Linked Data is an Ecosystem of Portal Abstractions
In an episode of the CoRecursive podcast1, Sam Ritchie uses the phrase “portal abstraction” to describe how the use of a particular term can open a portal – a gateway – to a world of relevant prior art.
He discusses issues in analytics. One issue is distributing summative calculations over data both as batches and in real-time, specialized for “big” and “fast” data, respectively. A second, compounding issue is dealing with data that may be missing. The term that helped Sam deal with the first issue is the semigroup from abstract algebra. The term that helped him deal with the second issue is the monoid.
Suppose Sam had stuck with a bespoke term like “Addable” to define a code interface to objects that could be added together associatively by calling a required “add” method of the objects, and that perhaps knew about a special “identity” value 0 that could represent missing data without affecting the outcome of a sum. The term “Addable” isn’t specialized enough to yield a treasure trove of related terms and relevant prior art that would unambiguously apply to the use and extension of Sam’s bespoke interface.
Transitioning to less ambiguous terms like semigroup and monoid led Sam to read research papers of certain relevance and to discovering useful ideas for his work, ideas like probabilistic data structures and the hyperloglog algorithm.

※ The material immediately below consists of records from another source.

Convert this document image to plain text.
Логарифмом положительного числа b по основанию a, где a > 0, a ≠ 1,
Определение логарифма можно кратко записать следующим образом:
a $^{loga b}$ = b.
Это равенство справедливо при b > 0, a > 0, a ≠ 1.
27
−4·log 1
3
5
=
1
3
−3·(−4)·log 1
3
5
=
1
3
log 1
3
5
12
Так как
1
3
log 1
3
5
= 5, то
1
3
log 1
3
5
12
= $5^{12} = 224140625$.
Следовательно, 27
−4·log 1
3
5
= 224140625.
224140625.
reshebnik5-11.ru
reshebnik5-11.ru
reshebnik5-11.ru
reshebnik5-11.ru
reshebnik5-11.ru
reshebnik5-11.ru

In natural language, terms are often overloaded – words have many meanings. The vocabulary of abstract algebra has many terms that have no significant competing meanings among English speakers, and so they indeed are fertile candidates for portal abstraction. More generally, though, disambiguation among word and phrase meanings would be needed for similar power.
Linked data use unambiguous URIs to denote terms. Collections of such terms and their relations, also constructed and machine-readable as linked data, constitute the variety of ontologies offered by domain specialists. Linked data is an ecosystem of portal abstractions.